WEEK38 - Dry Cargo Market “Highlights” – 17-September-2010 - 24-September-2010

This week was a purely red week, with some serious losses especially in the Cape size segment, followed closely by the Panamax and Supramax size segments. The Baltic Dry index had reached only a notch away from breaking the psychological barrier of 3,000 points, 2 weeks ago, and today has failed to sustain above the 2.5k barrier. It failed to continue its rise and is counting 10 consecutive falling days of Baltic Exchange sessions. In general, all 5 indices were “red” for week 38, with only the smaller sized Handymaxes to contain their losses.

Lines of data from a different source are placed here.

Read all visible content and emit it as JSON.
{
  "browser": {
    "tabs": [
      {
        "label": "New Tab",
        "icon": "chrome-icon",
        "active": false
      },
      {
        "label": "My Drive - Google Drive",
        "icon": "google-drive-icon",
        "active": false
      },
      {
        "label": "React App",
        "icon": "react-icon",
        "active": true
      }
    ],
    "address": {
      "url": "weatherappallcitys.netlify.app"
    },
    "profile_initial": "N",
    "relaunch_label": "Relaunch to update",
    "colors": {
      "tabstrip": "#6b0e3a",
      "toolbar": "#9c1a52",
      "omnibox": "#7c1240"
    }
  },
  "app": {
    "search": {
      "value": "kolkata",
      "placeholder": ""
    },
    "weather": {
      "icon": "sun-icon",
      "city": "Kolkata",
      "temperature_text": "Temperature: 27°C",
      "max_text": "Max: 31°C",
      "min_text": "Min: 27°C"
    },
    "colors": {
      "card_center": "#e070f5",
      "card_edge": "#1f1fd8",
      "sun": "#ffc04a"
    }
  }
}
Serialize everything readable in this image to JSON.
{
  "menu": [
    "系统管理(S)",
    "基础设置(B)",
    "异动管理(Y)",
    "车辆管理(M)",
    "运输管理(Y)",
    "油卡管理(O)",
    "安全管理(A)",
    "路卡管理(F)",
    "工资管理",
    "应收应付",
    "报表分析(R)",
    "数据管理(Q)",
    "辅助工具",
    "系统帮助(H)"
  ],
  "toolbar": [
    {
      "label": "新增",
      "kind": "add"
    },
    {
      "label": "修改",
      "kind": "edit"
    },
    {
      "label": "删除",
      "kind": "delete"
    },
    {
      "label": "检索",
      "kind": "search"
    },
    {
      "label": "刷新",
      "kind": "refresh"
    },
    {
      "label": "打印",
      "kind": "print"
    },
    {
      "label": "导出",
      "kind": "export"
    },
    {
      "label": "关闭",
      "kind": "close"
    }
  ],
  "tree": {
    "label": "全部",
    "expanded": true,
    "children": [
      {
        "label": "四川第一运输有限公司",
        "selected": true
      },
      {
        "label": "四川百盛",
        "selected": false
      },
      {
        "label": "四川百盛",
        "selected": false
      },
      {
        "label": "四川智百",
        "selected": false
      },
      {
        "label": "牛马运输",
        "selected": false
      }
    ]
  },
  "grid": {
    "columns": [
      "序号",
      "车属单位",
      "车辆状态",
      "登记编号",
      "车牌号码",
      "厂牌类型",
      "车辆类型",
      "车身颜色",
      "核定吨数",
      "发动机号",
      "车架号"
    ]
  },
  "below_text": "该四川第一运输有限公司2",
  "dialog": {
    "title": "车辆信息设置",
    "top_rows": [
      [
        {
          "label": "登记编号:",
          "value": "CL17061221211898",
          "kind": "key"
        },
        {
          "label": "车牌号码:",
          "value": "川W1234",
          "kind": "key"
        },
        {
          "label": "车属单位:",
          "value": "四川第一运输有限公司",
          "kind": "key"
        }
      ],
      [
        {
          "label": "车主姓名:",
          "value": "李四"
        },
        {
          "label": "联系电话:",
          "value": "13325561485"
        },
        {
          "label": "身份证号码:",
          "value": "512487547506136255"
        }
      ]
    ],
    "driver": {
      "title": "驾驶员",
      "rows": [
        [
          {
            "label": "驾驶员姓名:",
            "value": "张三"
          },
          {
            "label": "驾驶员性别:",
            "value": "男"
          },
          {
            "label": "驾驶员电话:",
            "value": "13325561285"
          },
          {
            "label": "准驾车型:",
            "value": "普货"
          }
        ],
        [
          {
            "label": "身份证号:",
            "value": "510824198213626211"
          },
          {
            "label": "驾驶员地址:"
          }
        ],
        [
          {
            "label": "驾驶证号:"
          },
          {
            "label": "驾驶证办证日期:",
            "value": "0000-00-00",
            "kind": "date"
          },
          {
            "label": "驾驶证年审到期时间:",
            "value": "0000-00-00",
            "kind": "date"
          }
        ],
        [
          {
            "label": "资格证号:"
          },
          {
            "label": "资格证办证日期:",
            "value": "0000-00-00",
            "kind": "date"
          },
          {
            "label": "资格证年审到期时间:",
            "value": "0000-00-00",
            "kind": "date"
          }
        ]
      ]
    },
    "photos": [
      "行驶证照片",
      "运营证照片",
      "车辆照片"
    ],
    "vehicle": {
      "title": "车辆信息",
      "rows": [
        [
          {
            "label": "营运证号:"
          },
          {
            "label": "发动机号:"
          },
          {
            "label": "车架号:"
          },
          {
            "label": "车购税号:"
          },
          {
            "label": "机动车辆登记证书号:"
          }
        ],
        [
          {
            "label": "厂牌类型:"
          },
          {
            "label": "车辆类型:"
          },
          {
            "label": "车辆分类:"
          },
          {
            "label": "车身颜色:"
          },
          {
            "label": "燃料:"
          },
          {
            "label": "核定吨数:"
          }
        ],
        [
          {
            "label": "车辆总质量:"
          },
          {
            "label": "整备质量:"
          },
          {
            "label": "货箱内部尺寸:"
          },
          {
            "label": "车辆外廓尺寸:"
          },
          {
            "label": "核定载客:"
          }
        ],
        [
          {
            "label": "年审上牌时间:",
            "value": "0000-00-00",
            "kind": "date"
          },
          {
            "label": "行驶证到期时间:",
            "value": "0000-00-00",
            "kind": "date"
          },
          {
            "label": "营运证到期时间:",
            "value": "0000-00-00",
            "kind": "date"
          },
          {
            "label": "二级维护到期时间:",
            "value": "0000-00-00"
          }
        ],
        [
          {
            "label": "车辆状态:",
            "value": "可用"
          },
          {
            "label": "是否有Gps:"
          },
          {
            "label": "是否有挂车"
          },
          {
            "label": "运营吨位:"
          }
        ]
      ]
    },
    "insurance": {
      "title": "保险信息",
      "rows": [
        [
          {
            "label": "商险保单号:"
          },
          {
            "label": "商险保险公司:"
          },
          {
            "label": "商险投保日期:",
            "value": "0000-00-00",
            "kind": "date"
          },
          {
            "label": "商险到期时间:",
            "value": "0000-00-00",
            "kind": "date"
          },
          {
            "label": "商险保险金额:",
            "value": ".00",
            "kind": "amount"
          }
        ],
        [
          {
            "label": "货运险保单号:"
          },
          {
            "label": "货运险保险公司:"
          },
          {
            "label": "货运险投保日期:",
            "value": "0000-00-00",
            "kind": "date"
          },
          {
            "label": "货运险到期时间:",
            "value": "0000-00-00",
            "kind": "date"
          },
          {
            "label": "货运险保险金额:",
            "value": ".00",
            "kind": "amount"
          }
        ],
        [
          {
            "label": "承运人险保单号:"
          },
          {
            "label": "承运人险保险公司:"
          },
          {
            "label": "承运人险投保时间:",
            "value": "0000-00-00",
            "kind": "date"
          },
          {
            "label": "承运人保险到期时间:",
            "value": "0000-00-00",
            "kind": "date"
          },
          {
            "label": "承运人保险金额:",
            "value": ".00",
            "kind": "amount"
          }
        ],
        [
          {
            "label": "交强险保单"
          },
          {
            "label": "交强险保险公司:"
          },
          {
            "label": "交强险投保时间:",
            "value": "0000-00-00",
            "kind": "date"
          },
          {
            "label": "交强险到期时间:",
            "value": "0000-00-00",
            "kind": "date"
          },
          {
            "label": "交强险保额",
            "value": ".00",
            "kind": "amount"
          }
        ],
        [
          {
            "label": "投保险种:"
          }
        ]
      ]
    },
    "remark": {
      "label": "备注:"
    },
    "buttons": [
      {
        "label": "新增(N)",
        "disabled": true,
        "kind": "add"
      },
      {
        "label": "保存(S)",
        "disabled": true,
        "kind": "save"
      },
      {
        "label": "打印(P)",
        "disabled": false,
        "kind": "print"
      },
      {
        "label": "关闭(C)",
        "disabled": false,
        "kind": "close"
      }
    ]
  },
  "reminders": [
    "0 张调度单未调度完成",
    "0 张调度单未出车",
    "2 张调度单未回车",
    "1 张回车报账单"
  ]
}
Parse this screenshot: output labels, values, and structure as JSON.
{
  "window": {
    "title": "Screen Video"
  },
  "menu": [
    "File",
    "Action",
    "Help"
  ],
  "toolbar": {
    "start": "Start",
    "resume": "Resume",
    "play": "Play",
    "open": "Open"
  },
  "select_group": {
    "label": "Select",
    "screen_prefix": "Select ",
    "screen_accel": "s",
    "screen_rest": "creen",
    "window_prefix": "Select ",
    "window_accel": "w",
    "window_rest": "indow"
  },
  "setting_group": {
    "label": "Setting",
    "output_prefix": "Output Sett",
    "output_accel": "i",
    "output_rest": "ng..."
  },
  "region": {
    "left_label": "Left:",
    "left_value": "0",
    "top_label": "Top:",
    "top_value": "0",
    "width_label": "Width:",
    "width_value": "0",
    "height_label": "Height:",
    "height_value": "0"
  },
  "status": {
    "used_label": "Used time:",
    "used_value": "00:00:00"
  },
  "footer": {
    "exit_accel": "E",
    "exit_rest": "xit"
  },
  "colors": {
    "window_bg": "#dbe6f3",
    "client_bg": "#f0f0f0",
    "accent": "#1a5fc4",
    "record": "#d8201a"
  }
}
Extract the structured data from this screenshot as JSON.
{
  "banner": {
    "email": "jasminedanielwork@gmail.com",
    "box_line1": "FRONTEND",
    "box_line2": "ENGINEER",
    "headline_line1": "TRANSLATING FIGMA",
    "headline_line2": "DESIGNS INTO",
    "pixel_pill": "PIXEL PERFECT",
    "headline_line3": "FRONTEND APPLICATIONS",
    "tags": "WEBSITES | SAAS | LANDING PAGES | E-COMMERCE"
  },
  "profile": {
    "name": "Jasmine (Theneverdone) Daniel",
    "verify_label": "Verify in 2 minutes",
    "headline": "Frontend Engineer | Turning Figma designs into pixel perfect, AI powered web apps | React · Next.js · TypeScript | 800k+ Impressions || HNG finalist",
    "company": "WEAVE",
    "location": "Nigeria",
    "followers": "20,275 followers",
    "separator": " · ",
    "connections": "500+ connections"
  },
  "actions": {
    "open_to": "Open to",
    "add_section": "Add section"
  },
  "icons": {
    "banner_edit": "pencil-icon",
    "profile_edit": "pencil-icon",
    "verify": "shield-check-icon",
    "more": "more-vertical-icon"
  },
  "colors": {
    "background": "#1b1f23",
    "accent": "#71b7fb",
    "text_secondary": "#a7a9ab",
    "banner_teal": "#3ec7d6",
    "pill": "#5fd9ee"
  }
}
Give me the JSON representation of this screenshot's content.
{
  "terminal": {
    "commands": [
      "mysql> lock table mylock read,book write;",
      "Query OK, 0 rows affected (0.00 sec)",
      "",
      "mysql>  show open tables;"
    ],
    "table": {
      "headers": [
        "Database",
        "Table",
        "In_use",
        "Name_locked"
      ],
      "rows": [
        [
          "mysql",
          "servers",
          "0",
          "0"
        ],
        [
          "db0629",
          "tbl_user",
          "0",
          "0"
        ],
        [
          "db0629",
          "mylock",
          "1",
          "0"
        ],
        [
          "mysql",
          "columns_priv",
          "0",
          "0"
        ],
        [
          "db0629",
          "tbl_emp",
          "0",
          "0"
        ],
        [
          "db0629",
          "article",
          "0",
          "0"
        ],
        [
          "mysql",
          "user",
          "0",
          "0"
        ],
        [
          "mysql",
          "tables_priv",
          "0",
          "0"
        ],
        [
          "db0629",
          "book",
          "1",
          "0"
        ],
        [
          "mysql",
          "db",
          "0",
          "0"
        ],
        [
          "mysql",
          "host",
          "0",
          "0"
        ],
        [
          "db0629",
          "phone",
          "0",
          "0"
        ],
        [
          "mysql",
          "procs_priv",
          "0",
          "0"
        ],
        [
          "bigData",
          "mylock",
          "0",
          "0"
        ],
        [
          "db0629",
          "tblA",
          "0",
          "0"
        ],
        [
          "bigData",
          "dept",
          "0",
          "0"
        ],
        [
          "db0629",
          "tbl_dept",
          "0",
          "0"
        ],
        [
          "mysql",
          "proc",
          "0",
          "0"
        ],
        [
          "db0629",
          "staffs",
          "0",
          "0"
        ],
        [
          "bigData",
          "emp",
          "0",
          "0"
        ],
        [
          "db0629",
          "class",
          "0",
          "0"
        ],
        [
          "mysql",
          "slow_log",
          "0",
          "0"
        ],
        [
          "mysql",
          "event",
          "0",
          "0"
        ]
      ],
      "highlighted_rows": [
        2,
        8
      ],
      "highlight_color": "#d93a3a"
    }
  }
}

This slowdown is partly attributed to once more the usual culprit named China that has continued to reduce their imports of iron/ore as domestic demand for steel is low. This week we had a short holiday in the Far East, with China, Taiwan, Japan and S. Korea being on a festive mode, business activity remained soft toned. We see a serious lack of cargoes in the market and as week 40 will be another holiday period (the Mid‐Autumn Festival) in China that will halt business activity from October 1st until the 7th of October, we feel that unless activity really picks up during week 39 (next week) in anticipation of the festive week when it is expected that most industries will cool‐down and reduce their output, then we may be heading… practically “headon” for another 2 weeks of serious reductions in seaborne trade. Topping on this, the Chinese Government’s decision that China needs to comply by year end by executing fully the 5 year
Energy reduction plan, that dictates shutdown of all excess energy consuming industries. A list of nearly 2000 industries and factories including steel mills, paper factories, and other heavy energy consuming old technology plants are scheduled to be shut down by end of September and ultimately by year end when the 5 year energy saving plan terminates. The Government had a scheme that started in 2005, whose objective and goal was to reduce energy consumption by as much as 20% by end of 2010. We don’t know how much this will affect the intake of iron/ore and ultimately affect the production of steel, but definitely a status quo change will take place and we will expect the coal intake to alter and the iron/ore quantities to be somewhat reduced. We should state here that the Chinese government’s goal for 2020 is to reduce excess Industrial energy consumption by up to 45%. This decision could lead to a further softening of the seaborne trade, mainly in the Cape and smaller Panamax vessels.